她點頭贊同道,“吃一塹長一智,下次——”
不等余幼容將話說完,蕭允繹眉梢一揚,他不知該說面前這個小女子愚蠢無知,還是該說她膽大包天。
她自然不是愚蠢的,那便是膽子大到天不怕地不怕,無所畏懼吧!
“下次?你還想有下次?”
除了第一次見面時蕭允繹用類似陰冷的語調跟余幼容說過話,這還是這些日子以來他對她說過的最重的一次話?
“那人不是你招惹得起的,就你那些小聰明也想在他面前耍伎倆?你是有九條命不怕死?”
“我——”
余幼容脾氣本就沒那么好,被蕭允繹這么一說,差點跟他吵起來,她胸口起伏了兩下,硬是將怒意壓了下去。
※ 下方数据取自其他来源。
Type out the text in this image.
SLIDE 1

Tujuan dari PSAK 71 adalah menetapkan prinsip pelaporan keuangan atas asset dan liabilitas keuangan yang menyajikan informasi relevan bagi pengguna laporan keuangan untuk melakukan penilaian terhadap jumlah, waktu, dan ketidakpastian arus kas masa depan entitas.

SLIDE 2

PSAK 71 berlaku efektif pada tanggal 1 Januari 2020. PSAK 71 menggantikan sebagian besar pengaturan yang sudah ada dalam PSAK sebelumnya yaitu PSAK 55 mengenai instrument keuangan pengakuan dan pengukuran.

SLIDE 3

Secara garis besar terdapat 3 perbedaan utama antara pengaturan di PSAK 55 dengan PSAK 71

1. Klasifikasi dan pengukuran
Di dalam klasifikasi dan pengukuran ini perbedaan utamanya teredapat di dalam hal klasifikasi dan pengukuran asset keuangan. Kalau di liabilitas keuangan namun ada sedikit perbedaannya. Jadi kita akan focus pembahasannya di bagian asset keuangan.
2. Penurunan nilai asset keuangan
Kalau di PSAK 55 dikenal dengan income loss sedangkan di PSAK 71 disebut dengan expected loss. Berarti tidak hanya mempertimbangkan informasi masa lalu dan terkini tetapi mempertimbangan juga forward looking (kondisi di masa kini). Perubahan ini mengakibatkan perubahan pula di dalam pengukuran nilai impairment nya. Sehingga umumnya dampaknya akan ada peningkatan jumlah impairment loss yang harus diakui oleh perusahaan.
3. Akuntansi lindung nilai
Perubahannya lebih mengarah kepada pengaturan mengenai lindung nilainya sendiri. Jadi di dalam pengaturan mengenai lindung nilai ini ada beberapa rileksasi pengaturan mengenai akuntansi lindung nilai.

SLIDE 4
因為知道他也是為她好,她不想跟他起無謂的爭執。
卻也不想再看到他,轉身就朝外面走去。
結果剛走了兩步,身后傳來一聲隱忍的悶哼,余幼容這才想起身后這人還有傷在身,她腳步一滯。
最終還是停了下來又重新轉過身去,臉色如同千年寒冰,聲音也凍死人。
但說出的話卻是關懷的,“怎么了?”
“疼——”
某位太子爺偷看了不遠處的小女子一眼,捂住胸口身體搖晃了兩下,虛弱的說,“怕你有危險,急著趕進宮,傷口好像裂開了——會不會又滲血了?”
聽到這幾句話余幼容趕緊上前扒開蕭允繹的衣服,待看到他胸口處已經長出新肉的傷口后。
立馬便明白過來自己被騙了。
他的幾處傷口有些都可以拆線了,怎么可能會裂開?她也是蠢,竟然被這種謊言給騙了。
余幼容一巴掌拍在蕭允繹的傷口處,看著他苦著張臉叫了聲,“疼。”
然而這一次某個小女子已經不想理他了,沒好氣的說了一句,“疼死你活該。”嘴上雖然這樣說。
但還是小心將蕭允繹扶到軟塌前坐下,又檢查了一番他的傷口,確認沒問題才面無表情的瞪了他一眼,找了張離他遠遠的椅子坐了下去。
“扯平了。”
蕭允繹唇角染著笑意,“你瞞了我,我也騙了你,以后這件事就不能再提了。”
他愿意不再提,余幼容自然求之不得。待兩人情緒皆平復下來后,余幼容才問道,“你怎么會知道我今晚進了宮?”
“是你說,要讓施騫當眾說出自己的罪行。”
蕭允繹望著余幼容沉思片刻,“當時我就在想,這個當眾的眾是指哪些人。如果要讓施騫翻不了身,這些人的分量自然不能輕,至少地位要比施騫高。”
想明白這些,其他的便不難推測了。如果這個小女子想要讓施騫當著那個人的面說出自己犯下的罪。
前前后后這段日子里也就今晚是最佳時機。
實際上,他早就讓自己安排在宮中的人留意他給余幼容的那塊玉牌,只要她一使用玉牌便會立即有人來通知他。
今晚,幸虧他及時趕到了,若是褚驥先一步將她帶去見了那個人,他不敢往下想。